Sainte Sophie est un édifice de grande valeur culturelle et artistique qui a survécu des siècles durant. Le fait que sa conversion en mosquée puisse contrarier des travailleurs de confession chrétienne n’a pas été pris en considération. Par contre, il est plus que probable que les réactions d’autres pays et d’institutions religieuses ont bien été anticipées et seront mises à profit pour stimuler et unifier la réaction nationaliste et conservatrice interne.

La direction politique du pays a perdu de sa crédibilité et est en grande difficulté. Les gesticulations autour de Sainte Sophie sont une tentative de berner le public. C’est ce qu’a fait Erdogan, en appelant hier les gens à « remplir la « mosquée bleue (la mosquée Sultanahmet), avant de demander à regagner Sainte Sophie » et en appelant aujourd’hui à remplir cette dernière.

En tant que parti qui lutte pour l’égalité entre les travailleurs de toutes religions et de toutes nations, pour une véritable laïcité qui reconnaît la liberté de croyance, nous condamnons les politiques de tension qui visent à créer des antagonismes et à les approfondir. Nous devons faire attention aux édifices ayant une importance religieuse ; ils devraient être protégés en tant que lieux de solidarité et de compréhension réciproque.

Sainte Sophie ne peut ni ne doit être utilisée à des fins politiques.

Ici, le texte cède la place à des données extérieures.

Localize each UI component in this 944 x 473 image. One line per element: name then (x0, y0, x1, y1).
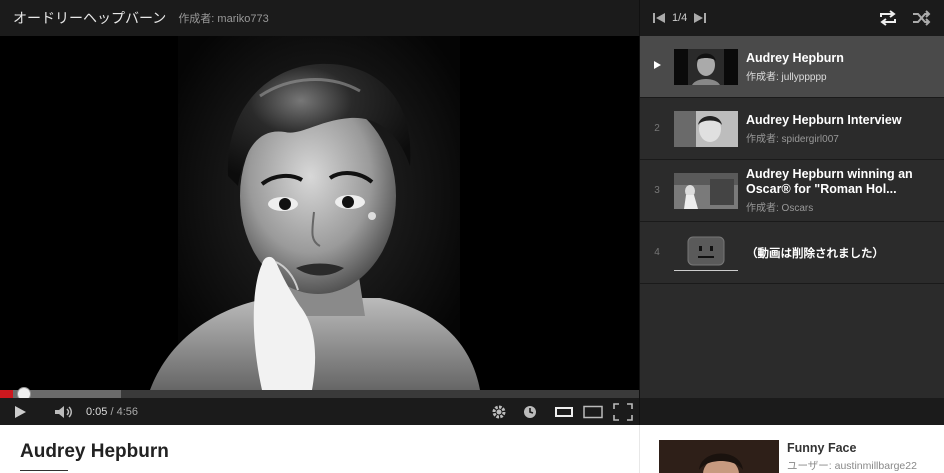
playlist-item[interactable]: 2 Audrey Hepburn Interview 作成者: spidergi… (640, 98, 944, 160)
item-thumbnail (674, 234, 738, 271)
time-display: 0:05 / 4:56 (86, 406, 138, 418)
playlist-item[interactable]: Audrey Hepburn 作成者: jullyppppp (640, 36, 944, 98)
item-index: 4 (654, 247, 660, 258)
item-thumbnail (674, 110, 738, 147)
player-controls: 0:05 / 4:56 (0, 398, 639, 425)
play-button[interactable] (0, 398, 40, 425)
repeat-button[interactable] (878, 10, 898, 26)
volume-button[interactable] (50, 398, 78, 425)
volume-icon (55, 405, 72, 418)
recommended-title[interactable]: Funny Face (787, 441, 856, 455)
small-player-icon (555, 406, 573, 417)
shuffle-icon (913, 10, 931, 26)
duration: 4:56 (116, 405, 139, 418)
item-index: 3 (654, 185, 660, 196)
playlist-options (878, 10, 932, 26)
playlist-item-deleted[interactable]: 4 （動画は削除されました） (640, 222, 944, 284)
repeat-icon (880, 10, 896, 26)
fullscreen-icon (613, 402, 633, 421)
video-frame[interactable] (0, 36, 639, 390)
item-author: 作成者: spidergirl007 (746, 133, 839, 145)
previous-button[interactable] (652, 12, 666, 24)
playlist-header: オードリーヘップバーン 作成者: mariko773 (0, 0, 639, 36)
item-thumbnail (674, 172, 738, 209)
item-title: Audrey Hepburn (746, 50, 844, 65)
column-divider (639, 425, 640, 473)
previous-icon (653, 13, 665, 23)
item-title: Audrey Hepburn Interview (746, 112, 902, 127)
playlist-panel: 1/4 Audrey Hepburn 作成者: jullyppppp 2 Aud… (639, 0, 944, 425)
item-index: 2 (654, 123, 660, 134)
title-underline (20, 470, 68, 471)
item-meta: Audrey Hepburn winning an Oscar® for "Ro… (746, 167, 931, 214)
item-author: 作成者: jullyppppp (746, 71, 827, 83)
recommended-thumbnail[interactable] (659, 440, 779, 473)
settings-button[interactable] (491, 404, 507, 420)
playlist-title[interactable]: オードリーヘップバーン (13, 8, 166, 28)
now-playing-icon (654, 61, 661, 69)
item-meta: Audrey Hepburn 作成者: jullyppppp (746, 51, 931, 83)
playlist-nav: 1/4 (640, 0, 944, 36)
video-page: オードリーヘップバーン 作成者: mariko773 0:05 / 4:56 1… (0, 0, 944, 473)
right-controls (491, 402, 639, 421)
video-info: Audrey Hepburn Funny Face ユーザー: austinmi… (0, 425, 944, 473)
play-icon (15, 405, 26, 418)
item-author: 作成者: Oscars (746, 203, 814, 214)
video-still (0, 36, 639, 390)
recommended-user[interactable]: ユーザー: austinmillbarge22 (787, 458, 917, 473)
large-player-button[interactable] (583, 405, 603, 419)
playlist-author[interactable]: 作成者: mariko773 (178, 10, 268, 26)
settings-icon (492, 405, 506, 418)
time-separator: / (110, 405, 114, 418)
progress-bar[interactable] (0, 387, 639, 401)
next-icon (694, 13, 707, 23)
watch-later-icon (524, 405, 536, 418)
fullscreen-button[interactable] (613, 402, 633, 421)
large-player-icon (583, 405, 603, 418)
deleted-label: （動画は削除されました） (746, 247, 884, 260)
video-title: Audrey Hepburn (20, 441, 169, 462)
playlist-item[interactable]: 3 Audrey Hepburn winning an Oscar® for "… (640, 160, 944, 222)
item-thumbnail (674, 48, 738, 85)
watch-later-button[interactable] (523, 405, 537, 419)
playlist-position: 1/4 (672, 12, 688, 24)
item-title: Audrey Hepburn winning an Oscar® for "Ro… (746, 167, 913, 196)
item-meta: Audrey Hepburn Interview 作成者: spidergirl… (746, 113, 931, 145)
small-player-button[interactable] (555, 406, 573, 418)
next-button[interactable] (693, 12, 707, 24)
current-time: 0:05 (86, 405, 108, 418)
deleted-video-icon (687, 236, 725, 265)
panel-footer (640, 398, 944, 425)
now-playing-indicator (640, 61, 674, 72)
shuffle-button[interactable] (912, 10, 932, 26)
played-bar (0, 390, 13, 398)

Selma Gürkan, présidente du Parti du Travail – Emek Partisi -, le 12 juillet 2020

Notes

  • (1) C’est cette dénomination qui a été donnée au régime d’Erdogan.
  • (2) Prise de Constantinople, ou Istanbul par les Ottomans, le 29 mai 1453, marquant la chute de l’empire byzantin.
  • (3) Le 15 juillet 2016, des opposants politiques et militaires ont tenté de renverser Erdogan. Ce dernier a déclenché un vaste plan de musèlement de l’opposition, bien au-delà des cercles de l’opposant Gülen, qu’il a désigné comme l’instigateur de ce coup manqué.